I always see my philanthropy or political activism or whatever you want to call it, as coming from the same place as my artistic impulses. You act on the things that don't leave you alone. If it's something that's keeping you up at night, whether that is an artistic impulse to write something or an injustice where you feel like you can be of service, that's what I try to act on.
Brian Lehrer: Do you feel like that in your work at all, Agustina.
Agustina San Martín: I think that sometimes you're speaking about it directly, but I think that your political beliefs, your ethical and moral beliefs are always translucent in whatever you're doing. It's also a responsibility we all have in evoking that things that we believe on and that world we trust to build for our future. It paints everything, sort of.
Brian Lehrer: We weren't going to take any callers on this segment because it's such a short segment. However, I can't resist because Sue Leica in Westchester is calling in with a question for Lin-Manuel, that I think we have to take, Sue Leica you're on WNYC. Hello?

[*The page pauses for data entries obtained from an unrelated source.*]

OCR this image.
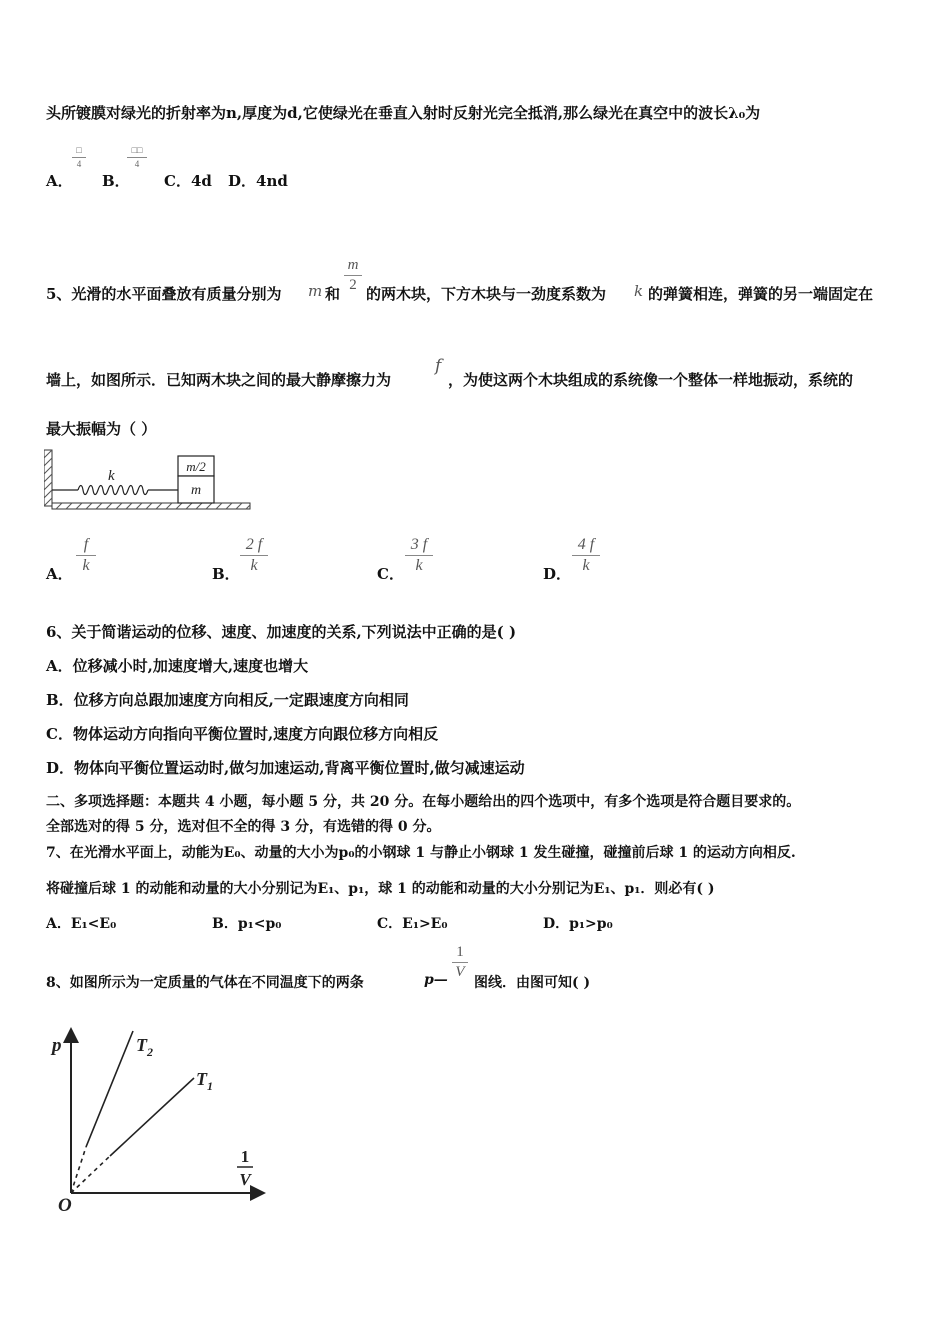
头所镀膜对绿光的折射率为n,厚度为d,它使绿光在垂直入射时反射光完全抵消,那么绿光在真空中的波长λ₀为
A．
□
4
B．
□□
4
C．4d D．4nd
5、光滑的水平面叠放有质量分别为 m 和
m
2 的两木块，下方木块与一劲度系数为 k 的弹簧相连，弹簧的另一端固定在
墙上，如图所示．已知两木块之间的最大静摩擦力为
f
，为使这两个木块组成的系统像一个整体一样地振动，系统的
最大振幅为（ ）
k
m/2
m
A．
f
k	B．
2 f
k	C．
3 f
k	D．
4 f
k
6、关于简谐运动的位移、速度、加速度的关系,下列说法中正确的是( )
A．位移减小时,加速度增大,速度也增大
B．位移方向总跟加速度方向相反,一定跟速度方向相同
C．物体运动方向指向平衡位置时,速度方向跟位移方向相反
D．物体向平衡位置运动时,做匀加速运动,背离平衡位置时,做匀减速运动
二、多项选择题：本题共 4 小题，每小题 5 分，共 20 分。在每小题给出的四个选项中，有多个选项是符合题目要求的。
全部选对的得 5 分，选对但不全的得 3 分，有选错的得 0 分。
7、在光滑水平面上，动能为E₀、动量的大小为p₀的小钢球 1 与静止小钢球 1 发生碰撞，碰撞前后球 1 的运动方向相反.
将碰撞后球 1 的动能和动量的大小分别记为E₁、p₁，球 1 的动能和动量的大小分别记为E₁、p₁．则必有( )
A．E₁<E₀	B．p₁<p₀	C．E₁>E₀	D．p₁>p₀
8、如图所示为一定质量的气体在不同温度下的两条	p—
1
V
图线．由图可知( )
p
O
$T_2$
$T_1$
1
V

Sue Leica: Say hello, say hello? What do you want to say? Okay.
Lin-Manuel Miranda: Hi, Sue Leica.
Brian Lehrer: Am I saying your name right? Do you want to say it for us? Did we lose her? I think she went shy. Maybe mom, is the mom there?
Child: Hello.
Brian Lehrer: No?
Lin-Manuel Miranda: Oh, hello.
Brian Lehrer: That line dropped off. I'll frame her question, we tried. She said she's a big fan of Moana and wants to know how you write music.

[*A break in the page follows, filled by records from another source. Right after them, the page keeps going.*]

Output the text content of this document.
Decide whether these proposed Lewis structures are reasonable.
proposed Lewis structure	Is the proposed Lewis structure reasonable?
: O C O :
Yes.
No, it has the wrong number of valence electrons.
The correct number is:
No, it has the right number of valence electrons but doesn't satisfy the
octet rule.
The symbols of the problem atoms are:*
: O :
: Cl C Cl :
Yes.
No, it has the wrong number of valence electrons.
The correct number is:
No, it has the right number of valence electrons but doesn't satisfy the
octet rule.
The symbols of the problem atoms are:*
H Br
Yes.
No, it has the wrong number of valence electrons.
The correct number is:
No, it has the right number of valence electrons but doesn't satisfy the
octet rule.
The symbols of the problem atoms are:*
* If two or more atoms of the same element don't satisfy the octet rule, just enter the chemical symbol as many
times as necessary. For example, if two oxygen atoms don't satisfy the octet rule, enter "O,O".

Lin-Manuel Miranda: Oh, my goodness. Thank you Sue Leica for that wonderful question. Honestly, it is as simple and as complicated as I pretend to be the character I need to write a song for. I talk to myself or I sing to myself until it feels honest. When it feels honest, I write it down. It is that simple and it's that hard. I will tell you that for Moana when I had to write her song, how far I'll go. I'd written several drafts and none of them felt right. The thing I did that finally unlocked it, was I went to my parent's house and I locked myself in my childhood bedroom. I reminded myself when I was 16 again, and felt both an incredible yearning to get out of my house and an incredible gratitude for the people I lived with and that unlocked it pretty quick, which is pretty tied to Agustina's childhood echoes. We'll see how that reverberates in her words tonight.
Brian Lehrer: With that as a segue way, Agustina, can I give you the last word in this segment on your experience as a protege with Lin-Manuel as a mentor, how do you think it might inform your own work going forward? He already talked about what he's learned from you.

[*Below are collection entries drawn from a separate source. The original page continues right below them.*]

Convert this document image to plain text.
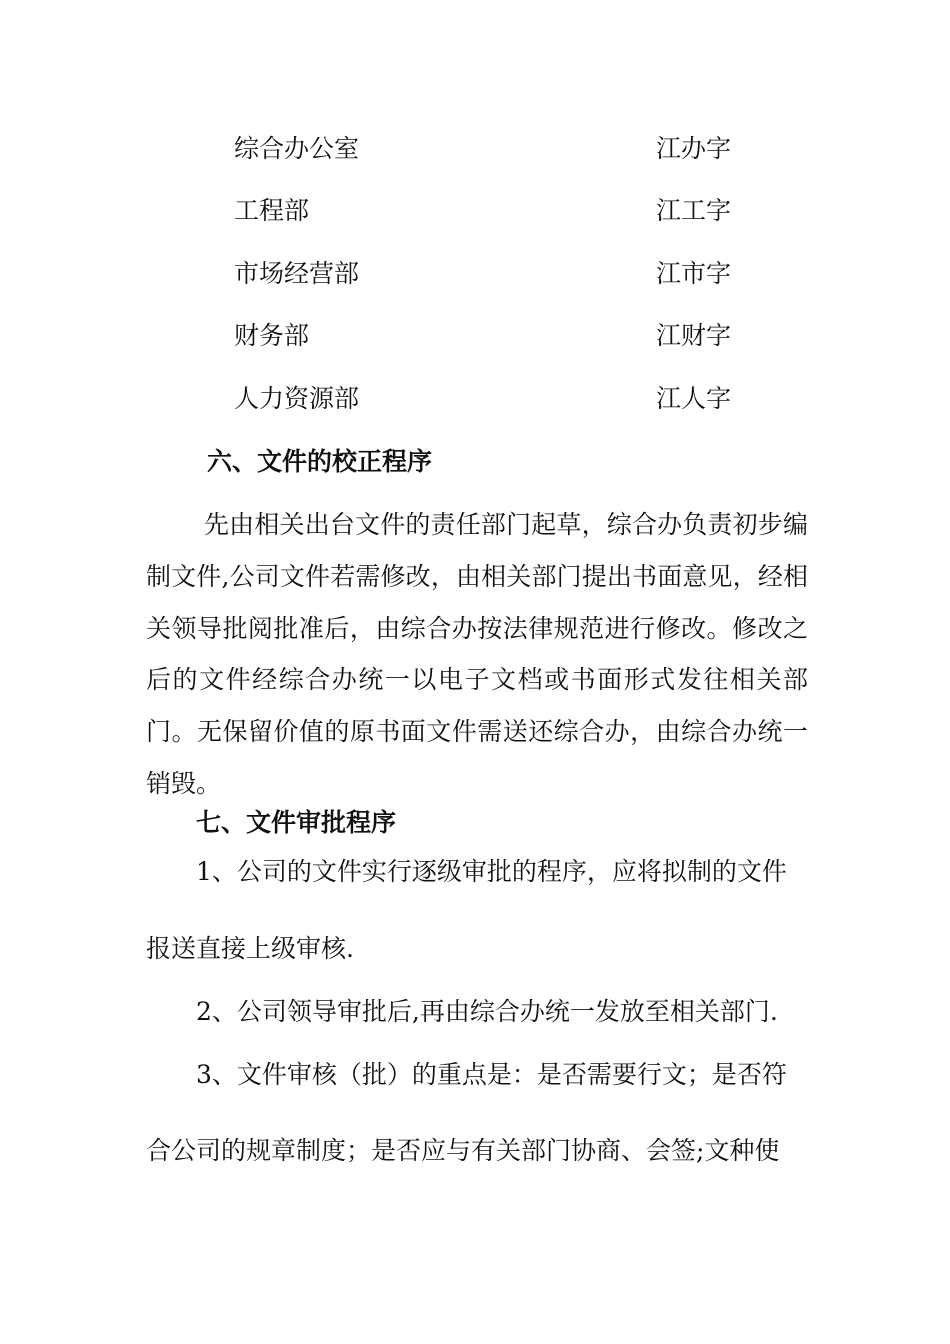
综合办公室	江办字
工程部	江工字
市场经营部	江市字
财务部	江财字
人力资源部	江人字
六、文件的校正程序
先由相关出台文件的责任部门起草，综合办负责初步编制文件,公司文件若需修改，由相关部门提出书面意见，经相关领导批阅批准后，由综合办按法律规范进行修改。修改之后的文件经综合办统一以电子文档或书面形式发往相关部门。无保留价值的原书面文件需送还综合办，由综合办统一销毁。
七、文件审批程序
1、公司的文件实行逐级审批的程序，应将拟制的文件
报送直接上级审核.
2、公司领导审批后,再由综合办统一发放至相关部门.
3、文件审核（批）的重点是：是否需要行文；是否符
合公司的规章制度；是否应与有关部门协商、会签;文种使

Agustina San Martín: Everything is ridiculous. I live in a constant state of surprise with all of this experience. Lin-Manuel is amazing in so many different ways and everything is so relaxed. He always reminds me because I'm an overthinker, he reminds me all the time to just feel what I'm doing and always connect to the simplest sense of truth, which is in the end, the fuel that should drive us. I think that this is very important for a career and I really hope I take everything that he has been teaching me so far and haste myself because he has been a great mentor
Brian Lehrer: Filmmaker, Agustina San Martín and Lin-Manuel Miranda paired for an appearance at BAM this weekend, as part of the Rolex Mentor and Protege Arts Initiative, they will appear together tonight at 6:00 PM beginning with a presentation of Agustina's film installation, Childhood Echoes. Tomorrow, Lin-Manuel will appear in conversation with his fellow mentors in the program, Spike Lee, Phyllida Lloyd and Carrie Mae Weems. Ticket proceeds will go to support BAMS, Brooklyn Interns for Arts and Culture Program, they tell us. Hey, thank you both so much for sharing some of this with us. It was wonderful.
Lin-Manuel Miranda: Thanks for having us.
Agustina San Martín: Thank you, Brian.